Steve Lindahl (slindahl) | 8 comments Jane, You're right. The daughter I was thinking of was Charlie, Lou's daughter. The section that confused me was when Rolph returned to the tent and got into bed in a cot near his sister. "He assumes that Charlie is asleep. When she speaks, he can hear in her voice that she's been crying." There was something going on between Charlie and one of the guides, so I thought that might have been the cause, but it could have been as simple as wanting to go on the walk with her father.

As for the sections when I wasn't sure whose point of view we were in, there were a couple of those.

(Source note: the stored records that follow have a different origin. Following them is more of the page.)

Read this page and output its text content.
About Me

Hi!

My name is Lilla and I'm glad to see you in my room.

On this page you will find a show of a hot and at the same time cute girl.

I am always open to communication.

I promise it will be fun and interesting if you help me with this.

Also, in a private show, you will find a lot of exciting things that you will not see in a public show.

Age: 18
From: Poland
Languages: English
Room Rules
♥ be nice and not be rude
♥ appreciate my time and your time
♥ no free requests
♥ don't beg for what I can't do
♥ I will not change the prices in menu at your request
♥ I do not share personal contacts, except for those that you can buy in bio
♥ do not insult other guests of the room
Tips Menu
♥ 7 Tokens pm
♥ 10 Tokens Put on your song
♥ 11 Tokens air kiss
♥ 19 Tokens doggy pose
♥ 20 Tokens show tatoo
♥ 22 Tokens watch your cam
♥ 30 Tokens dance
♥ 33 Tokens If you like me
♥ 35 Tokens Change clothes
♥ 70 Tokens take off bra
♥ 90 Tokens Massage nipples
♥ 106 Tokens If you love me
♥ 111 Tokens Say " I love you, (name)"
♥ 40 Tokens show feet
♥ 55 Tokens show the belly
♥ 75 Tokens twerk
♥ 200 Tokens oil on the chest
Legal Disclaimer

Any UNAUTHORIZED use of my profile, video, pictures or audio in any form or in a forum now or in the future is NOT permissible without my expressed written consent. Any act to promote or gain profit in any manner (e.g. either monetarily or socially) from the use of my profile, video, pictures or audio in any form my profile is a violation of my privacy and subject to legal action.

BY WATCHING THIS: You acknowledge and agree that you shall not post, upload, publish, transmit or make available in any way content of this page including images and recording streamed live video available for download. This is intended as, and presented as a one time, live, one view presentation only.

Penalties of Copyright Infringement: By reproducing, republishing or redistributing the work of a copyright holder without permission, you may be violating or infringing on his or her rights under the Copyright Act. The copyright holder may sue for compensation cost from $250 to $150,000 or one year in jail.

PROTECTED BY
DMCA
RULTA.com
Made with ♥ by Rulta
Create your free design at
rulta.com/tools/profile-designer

One was the chapter entitled "You (Plural)." It took me a long time to determine that it was written from Jocelyn's pov. In all those cases I found out who was thinking eventually, but some sections took longer than others.

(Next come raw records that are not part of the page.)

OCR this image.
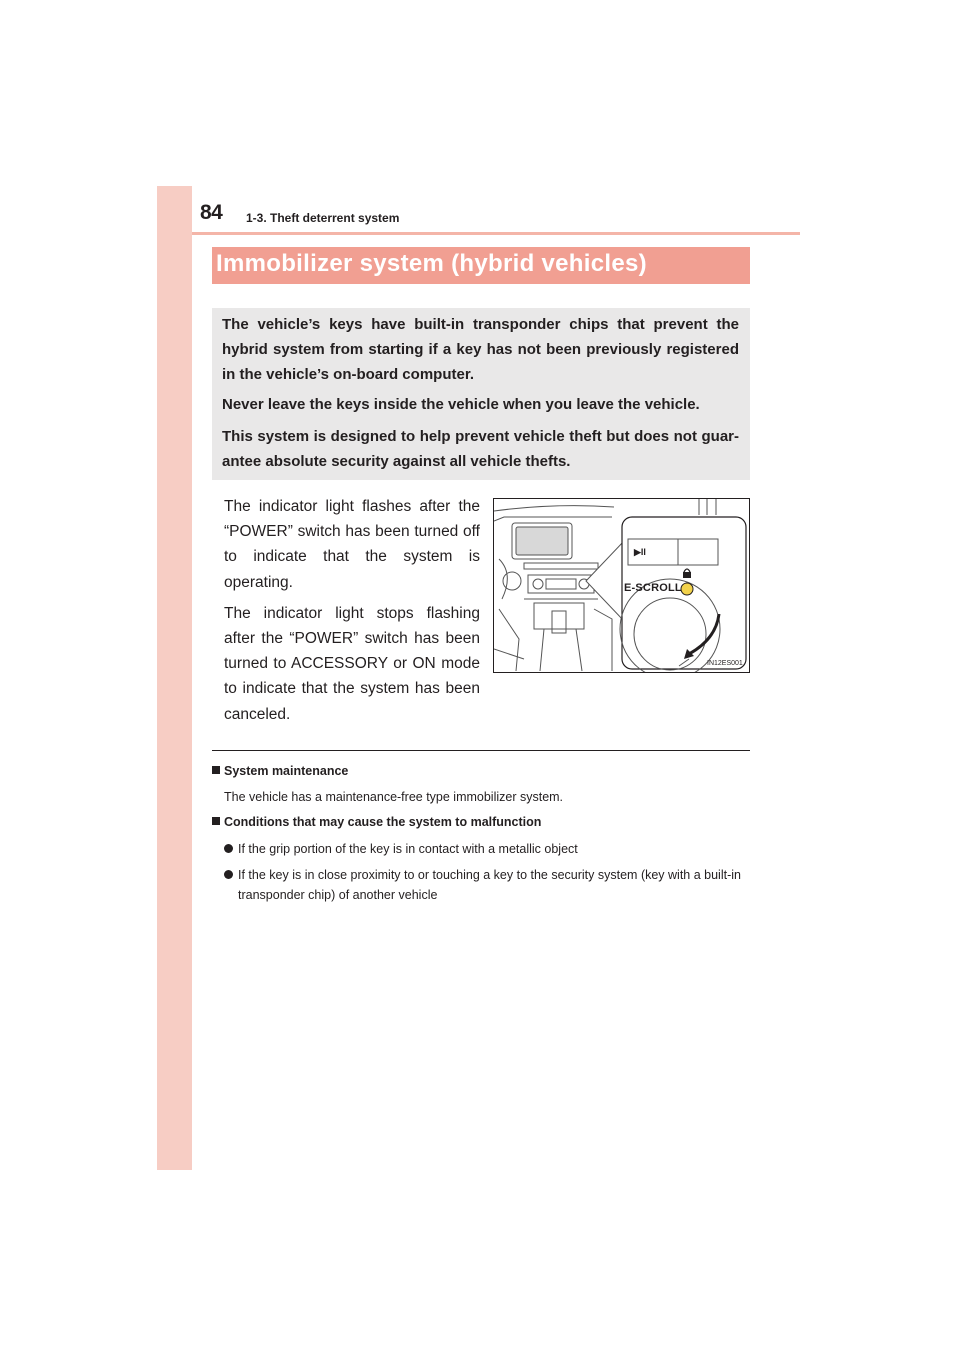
84 1-3. Theft deterrent system
Immobilizer system (hybrid vehicles)

The vehicle’s keys have built-in transponder chips that prevent the hybrid system from starting if a key has not been previously registered in the vehicle’s on-board computer.

Never leave the keys inside the vehicle when you leave the vehicle.

This system is designed to help prevent vehicle theft but does not guar-antee absolute security against all vehicle thefts.

The indicator light flashes after the “POWER” switch has been turned off to indicate that the system is operating.

The indicator light stops flashing after the “POWER” switch has been turned to ACCESSORY or ON mode to indicate that the system has been canceled.

▶II
E-SCROLL
IN12ES001
System maintenance
The vehicle has a maintenance-free type immobilizer system.
Conditions that may cause the system to malfunction
If the grip portion of the key is in contact with a metallic object
If the key is in close proximity to or touching a key to the security system (key with a built-in transponder chip) of another vehicle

I feel this book is the kind of novel that makes the reader work. Overall, I think that's a good thing.


message 20: by Jane (new)

Jane | 2278 comments I am with Ruth on this one. I read this about a year ago and I didn't like it at all. I don't know why now, but I didn't like Egan's THE KEEP either.

Carry on!


message 21: by Ruth (new)

Ruth | 11170 comments Jane wrote: "I am with Ruth on this one. I read this about a year ago and I didn't like it at all. I don't know why now, but I didn't like Egan's THE KEEP either.!"

Nor did I, altho it's quite a different book.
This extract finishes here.